Faits A la suite d’un accident de la circulation, la victime se voit diagnostiquer un traumatisme bénin. Deux jours après la collision, compte tenu de symptômes à la main, la victime passe des examens médicaux dont les résultats concluent à un syndrome parkinsonien. Consécutivement à une expertise judiciaire, la victime décide d’assigner la conductrice du véhicule impliqué dans l’accident et son assureur afin de solliciter la réparation de ses préjudices. En appel, ces derniers sont condamnés : les juges du fond retiennent que la pathologie de la victime - « révélée par l’accident »- est imputable à celui-ci. Dès lors, la Cour d'appel décide de faire droit intégralement à sa demande de réparation et renvoie la question de la liquidation du préjudice devant le tribunal. Un pourvoi est formé.

Décision A l'appui de leur pourvoi, la conductrice et son assureur arguent : « que le dommage qui, constituant l’évolution inéluctable d’une pathologie antérieure, se serait manifesté de manière certaine indépendamment de la survenance du fait générateur, n’est pas en relation de causalité avec celui-ci ». S’appuyant sur les dires de l’expert, les demandeurs au pourvoi considèrent que les conséquences de la pathologie déclarée à la suite de l’accident ne peuvent être mises intégralement à leur charge.
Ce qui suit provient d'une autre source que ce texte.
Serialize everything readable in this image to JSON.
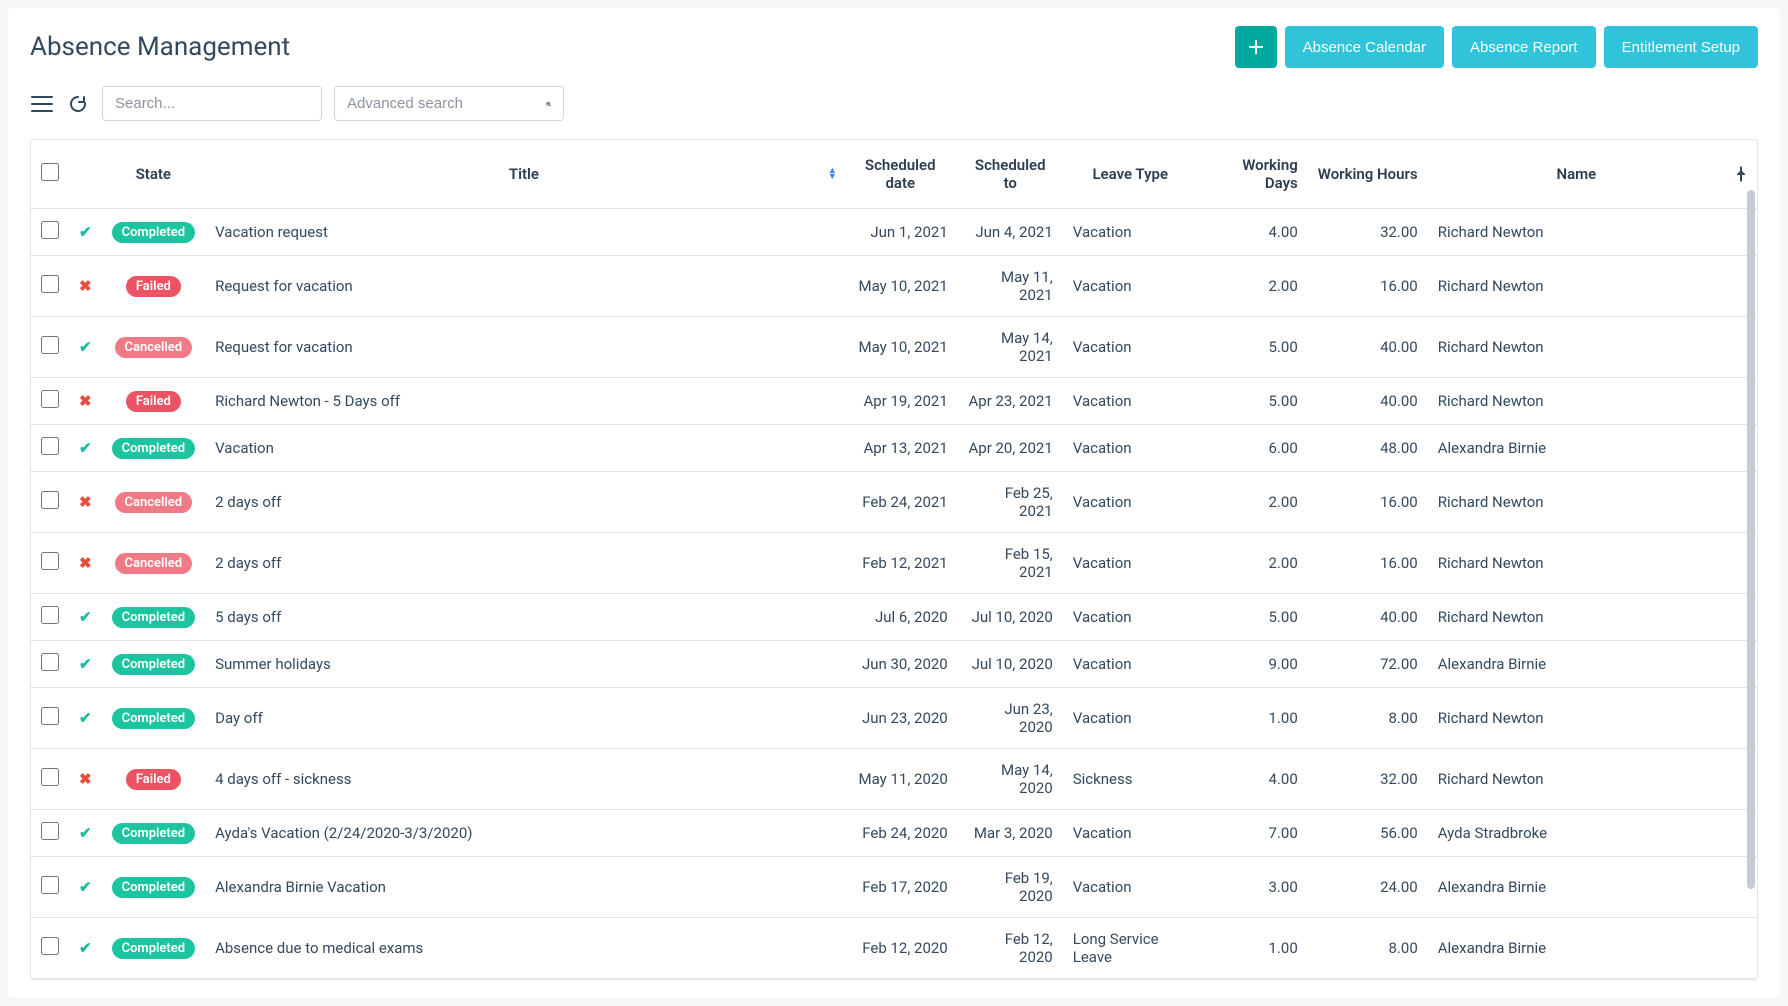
{
  "page": {
    "title": "Absence Management"
  },
  "actions": {
    "add_icon": "+",
    "calendar": "Absence Calendar",
    "report": "Absence Report",
    "entitlement": "Entitlement Setup"
  },
  "search": {
    "placeholder": "Search...",
    "advanced": "Advanced search"
  },
  "columns": {
    "state": "State",
    "title": "Title",
    "scheduled_date": "Scheduled date",
    "scheduled_to": "Scheduled to",
    "leave_type": "Leave Type",
    "working_days": "Working Days",
    "working_hours": "Working Hours",
    "name": "Name"
  },
  "rows": [
    {
      "status": "check",
      "state": "Completed",
      "title": "Vacation request",
      "scheduled_date": "Jun 1, 2021",
      "scheduled_to": "Jun 4, 2021",
      "leave_type": "Vacation",
      "working_days": "4.00",
      "working_hours": "32.00",
      "name": "Richard Newton"
    },
    {
      "status": "x",
      "state": "Failed",
      "title": "Request for vacation",
      "scheduled_date": "May 10, 2021",
      "scheduled_to": "May 11, 2021",
      "leave_type": "Vacation",
      "working_days": "2.00",
      "working_hours": "16.00",
      "name": "Richard Newton"
    },
    {
      "status": "check",
      "state": "Cancelled",
      "title": "Request for vacation",
      "scheduled_date": "May 10, 2021",
      "scheduled_to": "May 14, 2021",
      "leave_type": "Vacation",
      "working_days": "5.00",
      "working_hours": "40.00",
      "name": "Richard Newton"
    },
    {
      "status": "x",
      "state": "Failed",
      "title": "Richard Newton - 5 Days off",
      "scheduled_date": "Apr 19, 2021",
      "scheduled_to": "Apr 23, 2021",
      "leave_type": "Vacation",
      "working_days": "5.00",
      "working_hours": "40.00",
      "name": "Richard Newton"
    },
    {
      "status": "check",
      "state": "Completed",
      "title": "Vacation",
      "scheduled_date": "Apr 13, 2021",
      "scheduled_to": "Apr 20, 2021",
      "leave_type": "Vacation",
      "working_days": "6.00",
      "working_hours": "48.00",
      "name": "Alexandra Birnie"
    },
    {
      "status": "x",
      "state": "Cancelled",
      "title": "2 days off",
      "scheduled_date": "Feb 24, 2021",
      "scheduled_to": "Feb 25, 2021",
      "leave_type": "Vacation",
      "working_days": "2.00",
      "working_hours": "16.00",
      "name": "Richard Newton"
    },
    {
      "status": "x",
      "state": "Cancelled",
      "title": "2 days off",
      "scheduled_date": "Feb 12, 2021",
      "scheduled_to": "Feb 15, 2021",
      "leave_type": "Vacation",
      "working_days": "2.00",
      "working_hours": "16.00",
      "name": "Richard Newton"
    },
    {
      "status": "check",
      "state": "Completed",
      "title": "5 days off",
      "scheduled_date": "Jul 6, 2020",
      "scheduled_to": "Jul 10, 2020",
      "leave_type": "Vacation",
      "working_days": "5.00",
      "working_hours": "40.00",
      "name": "Richard Newton"
    },
    {
      "status": "check",
      "state": "Completed",
      "title": "Summer holidays",
      "scheduled_date": "Jun 30, 2020",
      "scheduled_to": "Jul 10, 2020",
      "leave_type": "Vacation",
      "working_days": "9.00",
      "working_hours": "72.00",
      "name": "Alexandra Birnie"
    },
    {
      "status": "check",
      "state": "Completed",
      "title": "Day off",
      "scheduled_date": "Jun 23, 2020",
      "scheduled_to": "Jun 23, 2020",
      "leave_type": "Vacation",
      "working_days": "1.00",
      "working_hours": "8.00",
      "name": "Richard Newton"
    },
    {
      "status": "x",
      "state": "Failed",
      "title": "4 days off - sickness",
      "scheduled_date": "May 11, 2020",
      "scheduled_to": "May 14, 2020",
      "leave_type": "Sickness",
      "working_days": "4.00",
      "working_hours": "32.00",
      "name": "Richard Newton"
    },
    {
      "status": "check",
      "state": "Completed",
      "title": "Ayda's Vacation (2/24/2020-3/3/2020)",
      "scheduled_date": "Feb 24, 2020",
      "scheduled_to": "Mar 3, 2020",
      "leave_type": "Vacation",
      "working_days": "7.00",
      "working_hours": "56.00",
      "name": "Ayda Stradbroke"
    },
    {
      "status": "check",
      "state": "Completed",
      "title": "Alexandra Birnie Vacation",
      "scheduled_date": "Feb 17, 2020",
      "scheduled_to": "Feb 19, 2020",
      "leave_type": "Vacation",
      "working_days": "3.00",
      "working_hours": "24.00",
      "name": "Alexandra Birnie"
    },
    {
      "status": "check",
      "state": "Completed",
      "title": "Absence due to medical exams",
      "scheduled_date": "Feb 12, 2020",
      "scheduled_to": "Feb 12, 2020",
      "leave_type": "Long Service Leave",
      "working_days": "1.00",
      "working_hours": "8.00",
      "name": "Alexandra Birnie"
    }
  ]
}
Le pourvoi est rejeté.

Commentaire En cas de survenance d’un accident de la circulation, le droit à indemnisation d’une victime, qui présente une prédisposition pathologique, ne peut être réduit, si la maladie qui en résulte n'a été provoquée ou révélée que par l'accident. Se fondant sur les avis recueillis par l’expert - mettant en exergue l’absence d’origine traumatique de la pathologie et le fait qu’elle constituait « un état antérieur méconnu » chez la victime - et sur les conclusions du professionnel - « il n’était pas possible de dire dans quel délai cette maladie serait survenue(…) », la Cour d'appel pouvait légalement retenir que : « cette affection n’avait été révélée que par le fait dommageable, en sorte qu’elle lui était imputable et que le droit à réparation de M. X... était intégral ». La Cour de cassation considère que la Cour d'appel n'avait pas à procéder à d'autres recherches : « qu’ayant ainsi fait ressortir qu’il n’était pas justifié que la pathologie latente de M. X..., révélée par l’accident, se serait manifestée dans un délai prévisible ».